Gerard McMurray’s complicated but utterly entertaining drama “Burning Sands,” which will debut on Netflix March 10th centers on the controversial “underground” frat hazing at an all-black college. That’s just the jumping off point.
At first glance one might ask “where is the African-American unity” but just like real life, you have to peer deeper and decide to listen and to hear the words being uttered by the central characters. Through this prism of the societal construct called fraternity, we see our history reflected in shattered shards.
The story opens as aspiring inductees are entering the dreaded Hell Week and being put through their paces by their future big brothers on the low-down since their fraternity has been banned due to hazing infractions in the recent past.
The screenplay by first-time screenwriters Christine Berg and director Gerard McMurray has a fearless, honest tone and does not flinch in demonstrating just how brutal some of the big brothers are in constantly roughing up the pledgees. Beating after beating, one young man is kicked off the line, leaving five aspirants to ponder their place in the fraternity and question brotherhood on a wider canvas. All this, mind you, while they struggle to maintain academic demands and their personal lives.
Here is where the director [Gerard McMurray] shines and does not waste any frame. These are people we all know. These are people we might be and we understand them even if we don’t agree with them completely. The desire to become a member of Greek life and not remain a “God dam individual” is about belonging to something and what that something is goes way above just claiming frat status.
In the lead is Zurich (Trevor Jackson), a bright, handsome and compassionate young man who has a serious girlfriend and, being watched over by a concerned professor (Alfre Woodard) who can see his natural leadership qualities.
As they begin the long march to “cross the burning sands” ever day becomes more challenging than the day before for the pledgees. Their big brothers grow restless and the name calling escalates, along with the beatings which in Zurich’s case, causes a fractured rib which compromises his breathing— which he tries to hide..
There are many humorous moments in the film and just enough sex scenes to keep the male viewers interested. Feminist should cheer because McMurray’s women are strong and thankfully three-dimensional. A welcome change to African-American women as sex objects. There is one memorable scene when the pledgees are commanded, by their big brother, to have sex with a local women (non greek) who loves sex and uses it to please only herself.

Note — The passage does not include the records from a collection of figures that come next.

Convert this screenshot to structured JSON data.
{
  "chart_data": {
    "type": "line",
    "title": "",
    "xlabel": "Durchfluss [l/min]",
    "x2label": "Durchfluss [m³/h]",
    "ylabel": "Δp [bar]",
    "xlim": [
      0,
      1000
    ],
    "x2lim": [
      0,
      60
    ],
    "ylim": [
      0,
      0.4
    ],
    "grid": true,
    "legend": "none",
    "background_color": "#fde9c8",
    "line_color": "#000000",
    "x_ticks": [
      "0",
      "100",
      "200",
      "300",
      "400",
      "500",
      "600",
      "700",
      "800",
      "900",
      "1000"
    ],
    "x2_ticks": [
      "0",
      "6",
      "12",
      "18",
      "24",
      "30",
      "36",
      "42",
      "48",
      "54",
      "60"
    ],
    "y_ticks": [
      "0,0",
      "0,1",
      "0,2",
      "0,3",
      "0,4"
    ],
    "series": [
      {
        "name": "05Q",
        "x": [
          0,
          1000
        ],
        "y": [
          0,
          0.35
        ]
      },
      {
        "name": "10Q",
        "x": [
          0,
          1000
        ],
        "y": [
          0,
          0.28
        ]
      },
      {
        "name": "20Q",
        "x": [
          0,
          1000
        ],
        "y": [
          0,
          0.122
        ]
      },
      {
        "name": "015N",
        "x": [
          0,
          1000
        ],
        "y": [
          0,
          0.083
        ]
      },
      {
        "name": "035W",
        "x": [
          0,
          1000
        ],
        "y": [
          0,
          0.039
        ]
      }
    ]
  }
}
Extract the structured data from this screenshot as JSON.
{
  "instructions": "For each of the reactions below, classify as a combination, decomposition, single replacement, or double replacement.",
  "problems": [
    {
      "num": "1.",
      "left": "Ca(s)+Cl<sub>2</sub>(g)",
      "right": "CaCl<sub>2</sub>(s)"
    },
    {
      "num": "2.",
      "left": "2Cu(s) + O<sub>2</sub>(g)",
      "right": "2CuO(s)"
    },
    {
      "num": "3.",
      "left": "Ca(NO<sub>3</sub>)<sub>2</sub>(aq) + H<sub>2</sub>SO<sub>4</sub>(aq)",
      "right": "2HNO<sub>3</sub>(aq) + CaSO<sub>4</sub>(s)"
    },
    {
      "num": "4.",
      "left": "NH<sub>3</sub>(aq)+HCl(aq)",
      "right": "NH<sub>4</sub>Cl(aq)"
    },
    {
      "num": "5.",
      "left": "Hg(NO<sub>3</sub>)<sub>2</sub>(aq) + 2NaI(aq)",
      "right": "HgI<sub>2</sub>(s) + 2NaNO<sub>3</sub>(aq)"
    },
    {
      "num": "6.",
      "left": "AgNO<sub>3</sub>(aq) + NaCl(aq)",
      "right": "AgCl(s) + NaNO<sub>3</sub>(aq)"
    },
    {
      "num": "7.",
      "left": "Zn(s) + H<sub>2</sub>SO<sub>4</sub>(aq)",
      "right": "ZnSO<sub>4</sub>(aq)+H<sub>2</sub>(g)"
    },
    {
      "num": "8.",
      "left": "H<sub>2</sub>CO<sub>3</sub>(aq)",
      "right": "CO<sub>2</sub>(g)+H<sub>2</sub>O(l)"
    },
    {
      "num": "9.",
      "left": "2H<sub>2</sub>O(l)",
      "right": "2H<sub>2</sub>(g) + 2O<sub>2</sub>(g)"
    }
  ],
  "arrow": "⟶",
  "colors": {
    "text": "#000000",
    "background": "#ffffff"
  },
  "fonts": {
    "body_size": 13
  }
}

Principled and loyal Zurich finds a creative way not to cheat and provides some of the more interesting conversations wrapped around intimacy.
Hell Night can not come soon enough, as the pledgees are in-fighting and dangerously close to coming unglued. With a term paper hanging over his head, Zurich dives into the wisdom of
Frederick Douglass a needed remedy for his cracking spirit and broken body to hobble to the finish line—to cross the burning sands—and join the brotherhood.
McMurray, who worked as an associate producer on “Fruitvale Station,” and has an executive producer credit on “Burning Sands.” He is an excellent storyteller and despite some poor reviews, I feel strongly that my esteemed colleagues got it wrong, wrong, wrong.
Where they cite that [McMurray] “he lacks subtext,” I disagree and wonder if we are operating from the same definition of the word. Subtext is described as “an underlying and often distinct theme in a piece of writing or conversation” and using that definition they are incorrect. There is nothing shallow about “Burning Sands.” If anything he steps out and talks about issues that we, as African-American people, don’t like to discuss, like black-on-black violence.
His choice of crew should be highlighted especially the work of casting director Kim Coleman who demonstrates that there are no small parts. Her skills are superlative. Special acknowledgment to the director of photography Isiah Donte Lee and editor, Evan Schrodek.
Produced by Mandalay Pictures, Stephanie Allain’s Homegrown Pictures, Hudlin Entertainment and distributed by Netflix. The cast includes Trevor Jackson, Tosin Cole, DeRon Horton, Trevante Rhodes, Rotini, Octavius J. Johnson, Mitchell Edwards, Malik Bazille, Imani Hakim, Nafessa Williams, Steve Harris, Alfre Woodard. Directed by Gerard McMurray and screenplay by Christine Berg and Gerard McMurray. The producers on record are Stephanie Allain, Jason Michael Berman, Reginald Hudlin and Mel Jones. The executive producers are Caroline Connor, Common, and Gerard McMurray.